Isaiah told me that to truly understand his city, you have to look beyond its biggest tourist attraction. “What's on the beach, that's on the beach,” he said, “but what we go through here in Miami is really bad.”
Climate change is a part of the reason why.
With rising seas threatening oceanfront properties, developers and wealthier residents are rebranding long-neglected Black neighborhoods like his as the new safe bet. The same redlined, inland areas that confined Black families to higher ground are now being marketed as “up-and-coming” — and long-term residents are paying the price.
In my latest piece, I follow Isaiah and his neighbors as they navigate this new reality: landlords clearing out buildings for renovations, rent hikes that double almost overnight, and a city that leads the nation in all-cash investment offers on homes.

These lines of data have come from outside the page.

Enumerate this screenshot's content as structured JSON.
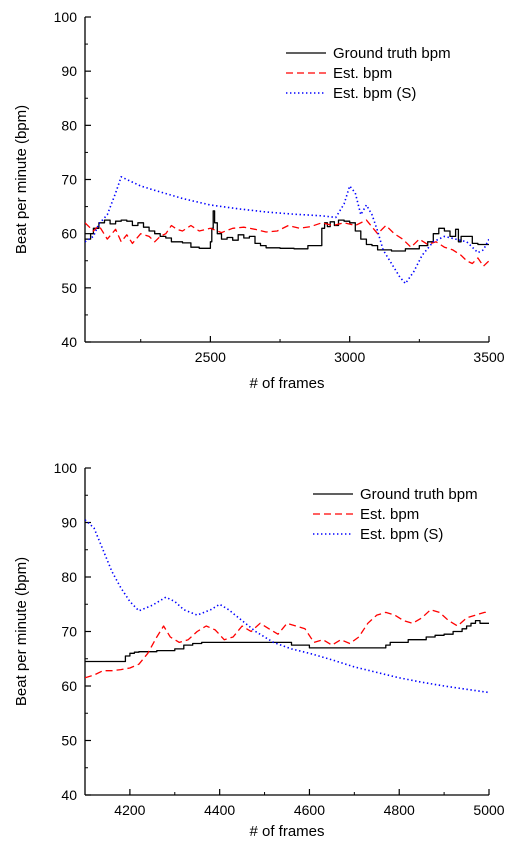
{
  "chart_data": [
    {
      "type": "line",
      "xlabel": "# of frames",
      "ylabel": "Beat per minute (bpm)",
      "xlim": [
        2050,
        3500
      ],
      "ylim": [
        40,
        100
      ],
      "x_ticks": [
        2500,
        3000,
        3500
      ],
      "y_ticks": [
        40,
        50,
        60,
        70,
        80,
        90,
        100
      ],
      "legend_position": "top-right",
      "series": [
        {
          "name": "Ground truth bpm",
          "color": "#000000",
          "dash": "solid",
          "step": true,
          "x": [
            2050,
            2070,
            2080,
            2100,
            2120,
            2140,
            2160,
            2180,
            2200,
            2220,
            2240,
            2260,
            2280,
            2300,
            2320,
            2340,
            2360,
            2400,
            2430,
            2460,
            2500,
            2505,
            2510,
            2515,
            2525,
            2540,
            2560,
            2580,
            2600,
            2620,
            2640,
            2660,
            2680,
            2700,
            2750,
            2800,
            2850,
            2900,
            2910,
            2920,
            2930,
            2945,
            2960,
            2980,
            3000,
            3020,
            3040,
            3060,
            3080,
            3100,
            3150,
            3200,
            3250,
            3280,
            3300,
            3320,
            3340,
            3360,
            3380,
            3390,
            3400,
            3440,
            3460,
            3480,
            3500
          ],
          "y": [
            59,
            60,
            61,
            62,
            62.5,
            61.8,
            62.3,
            62.5,
            62.3,
            61.5,
            62,
            61.2,
            60.5,
            60,
            59.5,
            59.2,
            58.5,
            58.3,
            57.5,
            57.3,
            58.5,
            61,
            64.2,
            62,
            60,
            59,
            59.3,
            58.8,
            59.8,
            59.2,
            59.5,
            58.2,
            57.8,
            57.4,
            57.3,
            57.2,
            57.8,
            61,
            62,
            61.3,
            62.2,
            61.5,
            62.5,
            62.3,
            62,
            60.5,
            59,
            58,
            57.8,
            57,
            56.8,
            57.2,
            57.8,
            58.5,
            60,
            61,
            60.5,
            59.5,
            60.8,
            58.5,
            59.5,
            58.2,
            58,
            58,
            58
          ]
        },
        {
          "name": "Est. bpm",
          "color": "#ff0000",
          "dash": "dashed",
          "x": [
            2050,
            2080,
            2100,
            2130,
            2160,
            2180,
            2200,
            2220,
            2250,
            2280,
            2300,
            2320,
            2340,
            2360,
            2380,
            2400,
            2430,
            2460,
            2500,
            2540,
            2580,
            2620,
            2660,
            2700,
            2740,
            2780,
            2820,
            2860,
            2900,
            2940,
            2980,
            3020,
            3060,
            3100,
            3130,
            3160,
            3190,
            3220,
            3250,
            3280,
            3310,
            3340,
            3370,
            3400,
            3420,
            3440,
            3460,
            3480,
            3500
          ],
          "y": [
            62,
            60.5,
            61.5,
            59,
            60.8,
            58.5,
            59.8,
            58.2,
            60,
            59.5,
            58.5,
            59.5,
            60,
            61.5,
            60.8,
            60.5,
            61.5,
            60.5,
            61,
            60.2,
            61,
            61.2,
            60.8,
            60.3,
            60.5,
            61.5,
            61,
            61.3,
            62,
            61.5,
            62,
            61.5,
            62.5,
            60,
            61.5,
            60,
            59,
            57.5,
            59,
            58,
            58.5,
            57.5,
            57,
            56,
            55,
            54.5,
            55.5,
            54,
            55
          ]
        },
        {
          "name": "Est. bpm (S)",
          "color": "#0000ff",
          "dash": "dotted",
          "x": [
            2050,
            2080,
            2100,
            2130,
            2160,
            2180,
            2200,
            2250,
            2300,
            2400,
            2500,
            2600,
            2700,
            2800,
            2900,
            2950,
            2980,
            3000,
            3020,
            3040,
            3060,
            3080,
            3100,
            3120,
            3150,
            3180,
            3200,
            3230,
            3260,
            3300,
            3340,
            3380,
            3420,
            3440,
            3460,
            3480,
            3500
          ],
          "y": [
            58.5,
            59.5,
            61.8,
            63.5,
            67.5,
            70.5,
            70,
            68.8,
            68,
            66.5,
            65.3,
            64.6,
            64,
            63.6,
            63.3,
            63,
            65.5,
            68.8,
            67.5,
            63.5,
            65.3,
            63.5,
            60.5,
            57,
            54.5,
            52,
            50.8,
            53,
            56,
            58.5,
            59.5,
            59,
            58.5,
            57.5,
            56.5,
            57,
            59
          ]
        }
      ]
    },
    {
      "type": "line",
      "xlabel": "# of frames",
      "ylabel": "Beat per minute (bpm)",
      "xlim": [
        4100,
        5000
      ],
      "ylim": [
        40,
        100
      ],
      "x_ticks": [
        4200,
        4400,
        4600,
        4800,
        5000
      ],
      "y_ticks": [
        40,
        50,
        60,
        70,
        80,
        90,
        100
      ],
      "legend_position": "top-right",
      "series": [
        {
          "name": "Ground truth bpm",
          "color": "#000000",
          "dash": "solid",
          "step": true,
          "x": [
            4100,
            4130,
            4160,
            4190,
            4200,
            4210,
            4220,
            4240,
            4260,
            4300,
            4320,
            4340,
            4360,
            4400,
            4450,
            4500,
            4540,
            4560,
            4580,
            4600,
            4650,
            4700,
            4750,
            4770,
            4780,
            4800,
            4820,
            4840,
            4860,
            4880,
            4900,
            4920,
            4940,
            4950,
            4960,
            4970,
            4980,
            5000
          ],
          "y": [
            64.5,
            64.5,
            64.5,
            65.5,
            66,
            66.2,
            66.3,
            66.3,
            66.5,
            66.8,
            67.5,
            67.8,
            68,
            68,
            68,
            68,
            68,
            67.5,
            67.5,
            67,
            67,
            67,
            67,
            67.5,
            68,
            68,
            68.5,
            68.5,
            69,
            69.3,
            69.5,
            70,
            70.5,
            71,
            71.5,
            72,
            71.5,
            71.5
          ]
        },
        {
          "name": "Est. bpm",
          "color": "#ff0000",
          "dash": "dashed",
          "x": [
            4100,
            4120,
            4140,
            4160,
            4180,
            4200,
            4220,
            4240,
            4260,
            4275,
            4290,
            4310,
            4330,
            4350,
            4370,
            4390,
            4410,
            4430,
            4450,
            4470,
            4490,
            4510,
            4530,
            4550,
            4570,
            4590,
            4610,
            4630,
            4650,
            4670,
            4690,
            4710,
            4730,
            4750,
            4770,
            4790,
            4810,
            4830,
            4850,
            4870,
            4890,
            4910,
            4930,
            4950,
            4970,
            4990,
            5000
          ],
          "y": [
            61.5,
            62,
            62.8,
            62.8,
            63,
            63.3,
            64,
            66,
            69,
            71,
            69,
            68,
            68.5,
            70,
            71,
            70.3,
            68.5,
            69,
            71,
            70,
            71.5,
            70.5,
            69.5,
            71.5,
            71,
            70.5,
            68,
            68.5,
            67.5,
            68.5,
            67.8,
            69,
            71.5,
            73,
            73.5,
            73,
            72,
            71.5,
            72.5,
            74,
            73.5,
            72,
            71,
            72.5,
            73,
            73.5,
            73.5
          ]
        },
        {
          "name": "Est. bpm (S)",
          "color": "#0000ff",
          "dash": "dotted",
          "x": [
            4100,
            4120,
            4140,
            4160,
            4180,
            4200,
            4220,
            4250,
            4280,
            4300,
            4320,
            4350,
            4380,
            4400,
            4420,
            4450,
            4480,
            4520,
            4560,
            4600,
            4650,
            4700,
            4750,
            4800,
            4850,
            4900,
            4950,
            5000
          ],
          "y": [
            90.5,
            89,
            85,
            81,
            78,
            75.5,
            73.8,
            74.8,
            76.3,
            75.5,
            74,
            73,
            74,
            75,
            74,
            72,
            70,
            68,
            66.8,
            66,
            64.8,
            63.5,
            62.5,
            61.5,
            60.7,
            60,
            59.4,
            58.8
          ]
        }
      ]
    }
  ]
}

For residents like Isaiah, climate change doesn’t show up first as a hurricane or a king tide. It is showing up as gentrification: an eviction notice, a demolished public housing building, and as a developer with a cash offer. It shows up as a neighborhood where the faces on the block start to look different, while the people who built that community are pushed farther away from opportunity, transit, and safety.
Isaiah’s story is one of many, but it reveals a pattern stretching across Miami and other coastal cities: Black communities are being asked to absorb the costs of a crisis they did not create, all over again. And it is already happening in places like Charleston, South Carolina; Norfolk, Virginia; and Houston — and maybe your neighborhood next.